『蔦屋重三郎 江戸を編集した男』田中優子著(文春新書)という本を面白く読んだ。蔦屋重三郎は江戸中期の版元(出版業者)で、吉原文化、天明狂歌、洒落本や黄表紙、浮世絵などを編集した。彼の人脈に連なる大田南畝、山東京伝、喜多川歌麿、東洲斎写楽らの活躍、当時の世相、後に連なる葛飾北斎、曲亭馬琴、十返舎一九らの消息が豊富な挿絵とともに描かれているので、あの時期についての理解度が上がった。
この本には江戸時代の「役割社会」についての言及がある。その点について、これからの地域充実社会との関連で思う所を記しておきたい。「役割社会」とは、徳川幕府が作った社会秩序と価値観の内部で、士農工商隅々に亘るまで役割がはっきり分けられており、それぞれが与えられた役割を果たすことで、各々の存在が承認されるような社会のことである。

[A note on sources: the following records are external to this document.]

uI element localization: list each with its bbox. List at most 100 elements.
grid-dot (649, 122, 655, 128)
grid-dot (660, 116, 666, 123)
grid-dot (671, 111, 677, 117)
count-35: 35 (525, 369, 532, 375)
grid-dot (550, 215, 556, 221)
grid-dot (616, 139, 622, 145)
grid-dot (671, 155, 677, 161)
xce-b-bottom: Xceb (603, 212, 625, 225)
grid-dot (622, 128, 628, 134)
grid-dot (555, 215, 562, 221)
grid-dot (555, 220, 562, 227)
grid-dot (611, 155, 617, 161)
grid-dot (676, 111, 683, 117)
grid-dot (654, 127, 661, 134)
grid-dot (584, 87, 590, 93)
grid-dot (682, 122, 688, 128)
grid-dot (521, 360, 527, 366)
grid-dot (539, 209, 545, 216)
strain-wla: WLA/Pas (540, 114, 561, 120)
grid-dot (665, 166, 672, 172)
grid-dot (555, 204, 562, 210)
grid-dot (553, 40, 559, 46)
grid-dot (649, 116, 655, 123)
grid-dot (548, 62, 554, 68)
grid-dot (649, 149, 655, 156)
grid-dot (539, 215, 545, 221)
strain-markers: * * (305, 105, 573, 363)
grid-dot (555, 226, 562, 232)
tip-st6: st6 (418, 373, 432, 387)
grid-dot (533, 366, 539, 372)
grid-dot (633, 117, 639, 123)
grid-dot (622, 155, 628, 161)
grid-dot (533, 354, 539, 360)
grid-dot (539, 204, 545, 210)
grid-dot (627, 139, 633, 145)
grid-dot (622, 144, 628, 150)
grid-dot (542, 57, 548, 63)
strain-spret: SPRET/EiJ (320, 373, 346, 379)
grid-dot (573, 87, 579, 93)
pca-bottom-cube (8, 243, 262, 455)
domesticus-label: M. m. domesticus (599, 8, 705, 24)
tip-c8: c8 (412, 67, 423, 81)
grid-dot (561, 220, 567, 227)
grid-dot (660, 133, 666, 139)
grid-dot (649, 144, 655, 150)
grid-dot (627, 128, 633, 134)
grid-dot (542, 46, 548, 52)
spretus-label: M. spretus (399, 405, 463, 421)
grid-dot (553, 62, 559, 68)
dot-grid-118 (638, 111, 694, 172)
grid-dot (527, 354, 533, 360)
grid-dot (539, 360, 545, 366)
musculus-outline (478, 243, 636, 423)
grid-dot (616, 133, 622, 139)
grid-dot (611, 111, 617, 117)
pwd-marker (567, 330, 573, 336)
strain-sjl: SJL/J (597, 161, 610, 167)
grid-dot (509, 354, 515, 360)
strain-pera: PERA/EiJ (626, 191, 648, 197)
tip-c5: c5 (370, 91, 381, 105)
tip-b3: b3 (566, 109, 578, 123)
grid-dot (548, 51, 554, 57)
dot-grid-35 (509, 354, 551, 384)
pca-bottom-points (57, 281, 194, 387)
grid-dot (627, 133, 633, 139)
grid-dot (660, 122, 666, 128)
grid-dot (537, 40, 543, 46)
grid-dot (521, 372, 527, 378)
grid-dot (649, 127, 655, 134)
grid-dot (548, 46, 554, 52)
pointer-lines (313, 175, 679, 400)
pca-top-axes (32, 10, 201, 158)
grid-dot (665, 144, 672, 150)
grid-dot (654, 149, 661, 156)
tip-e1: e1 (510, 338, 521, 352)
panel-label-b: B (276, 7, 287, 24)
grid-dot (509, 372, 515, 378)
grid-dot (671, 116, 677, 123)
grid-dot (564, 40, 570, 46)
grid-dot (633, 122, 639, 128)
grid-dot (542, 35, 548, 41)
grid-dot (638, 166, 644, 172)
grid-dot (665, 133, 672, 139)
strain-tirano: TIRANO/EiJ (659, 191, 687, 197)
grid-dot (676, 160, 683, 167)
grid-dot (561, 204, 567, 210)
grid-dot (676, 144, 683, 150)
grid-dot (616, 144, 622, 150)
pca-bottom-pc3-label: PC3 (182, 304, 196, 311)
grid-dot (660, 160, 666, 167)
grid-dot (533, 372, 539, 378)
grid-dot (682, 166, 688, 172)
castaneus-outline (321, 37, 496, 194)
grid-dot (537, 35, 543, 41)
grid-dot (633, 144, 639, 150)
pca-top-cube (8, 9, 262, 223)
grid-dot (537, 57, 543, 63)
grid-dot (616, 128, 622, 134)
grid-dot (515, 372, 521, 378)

蔦屋重三郎は出版業を通じてそういった「役割」の外(そと)に「別世」を作り出し、息苦しくなりがちな社会に文化によって風穴を開けたが、「役割社会」そのものは江戸時代を通じて維持され徳川平和の礎となった。
「役割社会」について思いつく論点は今のところ5つある。江戸時代と環境は異なるが現代でも参考にすべき点は多いと思う。
1.役割社会は、地域社会という舞台で各々が与えられた役を演ずるわけだから、それが機能するためには、観客側である社会の成熟が必要。地域社会の中核を担うのは金持ちでも貧乏でもない中間層だから、そういった階層が充実していないと役割社会は機能しない。
2.与えられた役割とは、各々にとって自分の存在意義を確認できるものであり、以前「不変項」などの記事で述べた「居場所」と同様なものである。
3.役割社会が継続するためには息苦しさを軽減する「別世」の存在が必要。それを力で押さえつけると不満が溜まり社会の安定性が損なわれる。「田沼意次の時代」の項でも述べたが、蔦屋重三郎が活躍したのは老中田沼意次が開明政策をもって幕府を差配した時期で、田沼が失脚したあとの寛政の改革は、緊縮財政に偏した窮屈なものでそれが幕府衰退の一因になったと思われる。
4.その人の資質に応じて役割を入れ替えることができる制度的な仕組みが担保されていること。『江戸時代の「格付け」がわかる本』大石学監修(洋泉社歴史新書)によると、当時の身分はその人を一生制約するわけではなく入れ替わり可能だったという。限定的なものではあっただろうが。
5.生身の人間を社会的役割としてのみ見てしまわないための法的整備。本の最後、蔦屋重三郎に欠けていた視点として田中さんは、
(引用開始)
それは、作品を担うのは「生身の人間」であるという観点である。この観点は、人間を社会的役割としてのみ見てしまう社会全体の問題だ。人権思想が広がっていくと、そこに「労働」という概念が入り、「生身の人間」の観点から労働には制約が加えられる。労働から外れた行動についても人権の侵害という観点から、法に訴えることができる。
(引用終了)
<同書 230−231ページ>
と書いておられる。
「後期近代 III」の項で、これからの地域充実社会は、中産階級が充実しなければならないと書いたが、中産階級の充実と役割社会は車の両輪のようなものなのかもしれない。それをどのように設計・構築するかさらに考えたい。